After a drunken house party with his straight mates, Russell heads out to a gay club. Just before closing time he picks up Glen but what''s expected to be just a one-night stand becomes something else, something special.
On a Friday night after a drunken house party with his straight mates, Russell heads out to a gay club, alone and on the pull. Just before closing time he picks up Glen but what''s expected to be just a one-night stand becomes something else, something special. That weekend, in bars and in bedrooms, getting drunk and taking drugs, telling stories and having sex, the two men get to know each other. It is a brief encounter that will resonate throughout their lives. Weekend is both an honest and unapologetic love story between two guys and a film about the universal struggle for an authentic life in all its forms. It is about the search for identity and the importance of making a passionate commitment to your life.

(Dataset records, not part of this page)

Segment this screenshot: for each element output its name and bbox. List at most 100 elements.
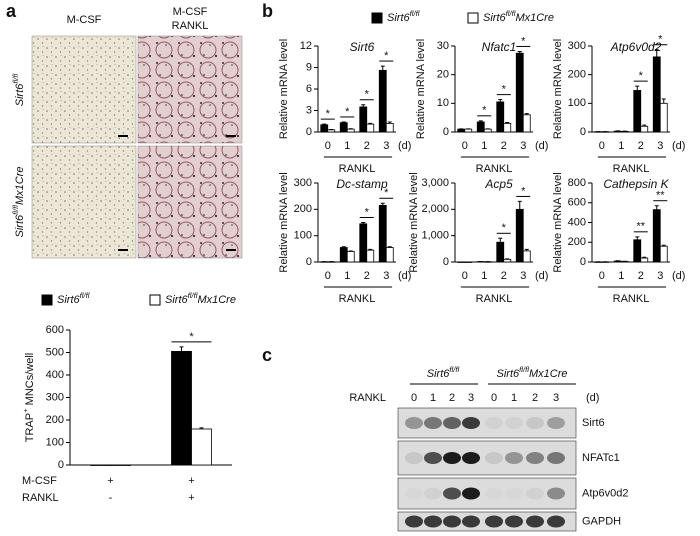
x-tick-label: 2 [364,140,370,152]
text-part: Sirt6 [497,368,521,380]
bar [476,121,485,133]
y-tick-label: 400 [568,216,586,228]
blot-band [485,515,503,528]
text-part: Sirt6 [57,294,81,306]
x-tick-label: 1 [618,140,624,152]
bar [652,209,661,263]
blot-band [405,488,423,500]
y-tick-label: 300 [294,177,312,189]
bar [659,245,668,263]
lane-label: 0 [491,392,497,404]
condition-label: M-CSF [22,475,57,487]
y-tick-label: 6 [306,83,312,95]
significance-label: * [482,105,487,117]
error-bar [179,346,184,352]
bar [339,122,348,133]
x-axis-label: RANKL [613,293,650,305]
significance-label: * [384,187,389,199]
y-tick-label: 1,000 [421,230,449,242]
bar [515,52,524,133]
lane-label: 3 [468,392,474,404]
y-tick-label: 12 [300,40,312,52]
blot-band [526,487,544,500]
error-bar [199,427,204,429]
text-part: Sirt6 [387,12,411,24]
y-tick-label: 30 [437,40,449,52]
blot-band [547,515,565,528]
bar [346,128,355,133]
error-bar [380,65,385,71]
bar [515,208,524,263]
bar [378,204,387,263]
bar [378,69,387,133]
x-tick-label: 2 [638,140,644,152]
x-tick-label: 3 [657,270,663,282]
x-unit: (d) [398,270,411,282]
y-tick-label: 300 [46,391,64,403]
bar-chart: 0 100 200 300 Relative mRNA level Atp6v0d2 0 1 2… [552,34,686,175]
text-part: Mx1Cre [14,167,26,206]
x-tick-label: 0 [599,270,605,282]
significance-label: * [639,70,644,82]
bar [339,247,348,263]
significance-label: * [345,106,350,118]
text-part: Sirt6 [427,368,451,380]
x-tick-label: 2 [501,270,507,282]
y-tick-label: 0 [580,126,586,138]
x-axis-label: RANKL [339,293,376,305]
bar [366,249,375,263]
x-tick-label: 2 [501,140,507,152]
x-tick-label: 3 [657,140,663,152]
text-part: Sirt6 [483,12,507,24]
chart-title: Dc-stamp [336,177,388,191]
error-bar [642,124,647,127]
blot-band [424,487,442,500]
blot-band [526,515,544,528]
blot-band [462,452,480,464]
significance-label: * [189,331,194,343]
significance-label: ** [636,221,645,233]
chart-title: Atp6v0d2 [610,40,662,54]
error-bar [322,123,327,125]
y-axis-label: Relative mRNA level [552,39,564,139]
bar [385,123,394,133]
panel-label: a [6,1,17,21]
legend: Sirt6fl/fl Sirt6fl/flMx1Cre [371,9,554,24]
lane-label: 0 [411,392,417,404]
y-tick-label: 100 [46,436,64,448]
significance-label: * [502,222,507,234]
y-tick-label: 300 [568,40,586,52]
protein-label: GAPDH [582,515,621,527]
y-tick-label: 100 [568,97,586,109]
error-bar [341,121,346,123]
text-part: TRAP [24,413,36,442]
error-bar [635,236,640,240]
x-tick-label: 1 [344,140,350,152]
blot-band [424,417,442,429]
x-tick-label: 2 [638,270,644,282]
y-axis-label: TRAP+ MNCs/well [21,353,36,442]
legend-label: Sirt6fl/flMx1Cre [483,9,554,24]
error-bar [368,248,373,251]
text-part: Sirt6 [14,214,26,238]
x-axis-label: RANKL [339,163,376,175]
error-bar [635,85,640,91]
blot-strip [397,477,577,510]
bar [464,128,473,133]
x-unit: (d) [672,140,685,152]
significance-label: * [384,50,389,62]
error-bar [498,237,503,243]
text-part: Mx1Cre [529,368,568,380]
x-tick-label: 0 [462,140,468,152]
error-bar [517,50,522,54]
blot-band [405,417,423,429]
y-tick-label: 800 [568,177,586,189]
error-bar [380,202,385,206]
x-axis-label: RANKL [613,163,650,175]
blot-band [547,417,565,429]
x-tick-label: 0 [325,140,331,152]
blot-band [424,515,442,528]
significance-label: * [521,185,526,197]
blot-strip [397,440,577,476]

Weekend is realism at its best.
by Delenn Moresby
It is a delight to see a film that makes no concessions in the telling of its story. Everything about the film is as it should be. The dialogue is funny, witty, sad, provoking but spoken in a manner you''d expect from the characters. The writer never shied away from the language these people would use or stop them acting as they would in the circumstances. The themes are adult and again honest, but it is not an "adult film". Nothing is gratuitous, not one second of the film is wasted as the story is perfectly pitched. At times it is crude and would shock your granny, but it''s an honest slice of life.
If you only like high-tech, action packed films, it isn''t for you. If you like a well written story, realistically portrayed, wonderfully produced and brilliantly acted films, then this is a little gem of a film and it will be your loss if you miss it.
Weekend is everything that is brilliant about British Independent Cinema delightfully packaged into one film. Best film I''ve seen this year by far.